Amendments are rarely pushed to a vote in

committee stage in the Lords under parliamentary convention, though peers may reintroduce amendments at
report stage.

What are the threats?

House of Commons

Parliament

Rory Stewart, Conservative MP and Defence Select Committee chair, tells MPs he will vote in favour of retention of the Trident nuclear deterrent - but says he has "enormous respect" for those MPs who have "anxieties" about it.

While the threats facing the UK are not the same as during the Cold War, he says, he cautions that "we don't known what [Russian President Vladimir] Putin is doing" - raising the prospect of a Russian nuclear attack on a Baltic state.

Mr Stewart says Putin's decisions on warfare will be guided by his perception of what "we, the US or Britain are likely to do in response" - arguing that deterrence depends on whether the "other side" believes the UK would use its nuclear weapons.

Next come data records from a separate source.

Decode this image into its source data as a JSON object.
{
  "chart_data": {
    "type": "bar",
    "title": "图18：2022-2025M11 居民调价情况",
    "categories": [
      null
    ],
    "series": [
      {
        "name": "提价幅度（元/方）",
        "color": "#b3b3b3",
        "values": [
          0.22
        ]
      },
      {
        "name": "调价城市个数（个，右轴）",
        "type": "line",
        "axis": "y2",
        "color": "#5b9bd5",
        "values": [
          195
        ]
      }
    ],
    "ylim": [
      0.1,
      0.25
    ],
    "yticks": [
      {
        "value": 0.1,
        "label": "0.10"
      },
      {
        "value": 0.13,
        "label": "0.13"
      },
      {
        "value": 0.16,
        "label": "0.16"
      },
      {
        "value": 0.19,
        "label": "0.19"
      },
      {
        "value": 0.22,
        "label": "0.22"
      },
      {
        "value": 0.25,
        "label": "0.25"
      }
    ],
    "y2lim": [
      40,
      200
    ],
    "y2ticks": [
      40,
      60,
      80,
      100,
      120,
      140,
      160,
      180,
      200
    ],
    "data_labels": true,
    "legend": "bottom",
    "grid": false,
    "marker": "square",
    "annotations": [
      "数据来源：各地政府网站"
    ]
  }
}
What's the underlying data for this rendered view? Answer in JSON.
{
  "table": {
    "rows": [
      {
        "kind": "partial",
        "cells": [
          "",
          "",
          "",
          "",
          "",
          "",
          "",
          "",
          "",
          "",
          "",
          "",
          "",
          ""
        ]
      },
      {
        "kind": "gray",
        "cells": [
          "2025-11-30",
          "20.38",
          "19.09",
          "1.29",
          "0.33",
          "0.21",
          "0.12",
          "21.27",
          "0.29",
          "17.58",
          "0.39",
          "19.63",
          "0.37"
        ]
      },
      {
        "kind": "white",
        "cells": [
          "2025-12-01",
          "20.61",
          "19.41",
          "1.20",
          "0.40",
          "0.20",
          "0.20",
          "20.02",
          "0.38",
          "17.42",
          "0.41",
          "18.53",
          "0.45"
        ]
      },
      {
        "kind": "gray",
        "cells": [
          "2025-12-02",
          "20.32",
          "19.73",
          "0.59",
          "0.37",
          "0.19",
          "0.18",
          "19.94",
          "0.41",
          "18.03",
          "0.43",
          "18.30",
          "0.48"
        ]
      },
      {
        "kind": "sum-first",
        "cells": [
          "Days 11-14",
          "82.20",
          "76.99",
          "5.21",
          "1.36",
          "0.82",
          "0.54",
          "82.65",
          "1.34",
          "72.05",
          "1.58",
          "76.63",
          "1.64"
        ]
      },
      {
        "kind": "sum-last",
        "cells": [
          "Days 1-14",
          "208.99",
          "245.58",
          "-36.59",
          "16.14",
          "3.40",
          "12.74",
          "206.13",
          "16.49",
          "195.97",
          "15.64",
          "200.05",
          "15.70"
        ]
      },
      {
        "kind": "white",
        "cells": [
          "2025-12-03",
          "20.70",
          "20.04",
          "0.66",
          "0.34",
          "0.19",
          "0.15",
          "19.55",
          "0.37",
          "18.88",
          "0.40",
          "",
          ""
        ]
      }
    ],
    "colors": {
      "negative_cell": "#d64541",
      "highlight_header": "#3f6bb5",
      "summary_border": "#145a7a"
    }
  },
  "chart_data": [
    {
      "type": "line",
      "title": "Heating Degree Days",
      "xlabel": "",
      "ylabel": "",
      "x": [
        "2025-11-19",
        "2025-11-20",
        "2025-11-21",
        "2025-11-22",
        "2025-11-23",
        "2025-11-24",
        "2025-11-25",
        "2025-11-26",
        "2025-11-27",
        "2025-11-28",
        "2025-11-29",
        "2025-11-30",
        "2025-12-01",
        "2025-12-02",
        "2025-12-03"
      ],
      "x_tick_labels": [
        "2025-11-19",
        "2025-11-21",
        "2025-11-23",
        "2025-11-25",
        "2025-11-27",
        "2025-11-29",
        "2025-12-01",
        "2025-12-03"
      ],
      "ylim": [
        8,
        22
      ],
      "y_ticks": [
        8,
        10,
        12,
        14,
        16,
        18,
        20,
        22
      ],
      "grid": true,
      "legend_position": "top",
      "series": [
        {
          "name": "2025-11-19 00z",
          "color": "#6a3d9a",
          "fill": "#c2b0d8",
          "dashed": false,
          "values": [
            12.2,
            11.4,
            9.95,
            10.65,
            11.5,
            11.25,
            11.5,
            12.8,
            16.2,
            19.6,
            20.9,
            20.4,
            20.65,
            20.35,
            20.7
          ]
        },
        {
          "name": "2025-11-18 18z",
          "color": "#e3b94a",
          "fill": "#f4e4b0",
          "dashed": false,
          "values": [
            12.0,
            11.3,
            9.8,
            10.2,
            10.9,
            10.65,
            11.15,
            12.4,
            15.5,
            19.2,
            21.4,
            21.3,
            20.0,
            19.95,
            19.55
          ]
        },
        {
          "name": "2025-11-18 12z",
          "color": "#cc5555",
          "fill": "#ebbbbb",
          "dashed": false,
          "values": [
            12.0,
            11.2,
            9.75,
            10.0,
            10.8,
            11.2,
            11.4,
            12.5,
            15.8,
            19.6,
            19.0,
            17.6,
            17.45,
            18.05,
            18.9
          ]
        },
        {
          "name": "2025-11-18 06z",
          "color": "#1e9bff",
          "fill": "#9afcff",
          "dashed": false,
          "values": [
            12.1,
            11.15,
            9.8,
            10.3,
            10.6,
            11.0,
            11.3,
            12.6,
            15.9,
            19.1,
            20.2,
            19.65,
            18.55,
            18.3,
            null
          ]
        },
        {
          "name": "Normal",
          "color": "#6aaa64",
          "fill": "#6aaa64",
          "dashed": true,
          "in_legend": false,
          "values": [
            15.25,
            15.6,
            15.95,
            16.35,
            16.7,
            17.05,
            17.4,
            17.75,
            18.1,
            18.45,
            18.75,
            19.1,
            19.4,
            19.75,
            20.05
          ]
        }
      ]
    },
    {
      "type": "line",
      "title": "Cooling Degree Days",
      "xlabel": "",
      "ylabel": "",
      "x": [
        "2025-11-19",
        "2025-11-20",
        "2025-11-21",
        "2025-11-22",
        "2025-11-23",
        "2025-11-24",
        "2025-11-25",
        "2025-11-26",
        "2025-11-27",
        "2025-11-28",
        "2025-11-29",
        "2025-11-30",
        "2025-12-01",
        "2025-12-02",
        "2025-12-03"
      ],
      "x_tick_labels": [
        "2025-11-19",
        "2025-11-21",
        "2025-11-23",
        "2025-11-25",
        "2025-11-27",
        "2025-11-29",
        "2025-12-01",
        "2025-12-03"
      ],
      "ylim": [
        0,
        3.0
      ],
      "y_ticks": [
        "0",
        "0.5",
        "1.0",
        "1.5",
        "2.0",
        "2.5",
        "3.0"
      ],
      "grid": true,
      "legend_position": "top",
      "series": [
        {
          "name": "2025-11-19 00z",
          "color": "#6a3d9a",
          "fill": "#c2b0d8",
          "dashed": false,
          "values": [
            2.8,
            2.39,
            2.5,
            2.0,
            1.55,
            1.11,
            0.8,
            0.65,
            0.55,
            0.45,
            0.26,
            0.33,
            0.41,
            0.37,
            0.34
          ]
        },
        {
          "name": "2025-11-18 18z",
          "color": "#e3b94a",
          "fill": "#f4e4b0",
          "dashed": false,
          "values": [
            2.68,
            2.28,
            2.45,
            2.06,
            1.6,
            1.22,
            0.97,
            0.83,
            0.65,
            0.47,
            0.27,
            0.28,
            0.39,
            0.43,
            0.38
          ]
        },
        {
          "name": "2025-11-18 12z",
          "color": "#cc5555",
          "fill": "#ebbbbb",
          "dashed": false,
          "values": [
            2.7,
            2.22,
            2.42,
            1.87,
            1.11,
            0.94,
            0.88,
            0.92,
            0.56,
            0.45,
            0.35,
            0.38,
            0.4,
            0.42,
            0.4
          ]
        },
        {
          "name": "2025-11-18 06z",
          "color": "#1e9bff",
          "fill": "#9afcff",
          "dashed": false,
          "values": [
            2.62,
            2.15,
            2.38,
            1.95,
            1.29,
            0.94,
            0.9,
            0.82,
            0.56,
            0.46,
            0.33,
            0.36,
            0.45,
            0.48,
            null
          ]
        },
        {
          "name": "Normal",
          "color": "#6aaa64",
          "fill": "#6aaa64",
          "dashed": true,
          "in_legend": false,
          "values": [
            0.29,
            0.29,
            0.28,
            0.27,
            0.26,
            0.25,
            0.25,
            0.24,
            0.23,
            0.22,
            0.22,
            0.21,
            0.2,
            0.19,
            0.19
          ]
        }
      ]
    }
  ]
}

"Which is why there is absolutely no point us having a discussion about a nuclear deterrent without looking at our defence strategy and posture in general," he adds.

Investing in "fancy bits of kit" will be "meaningless" unless people believe the UK is prepared to use them.

Labour amendment

House of Lords

Parliament

The bill includes measures on the retention of communications information, exclusion powers and security.

Peers are debating amendments relating to the power to temporarily seize passports from terror suspects.

Labour has proposed giving Parliament the chance to debate and vote on the continuation of that power after two years.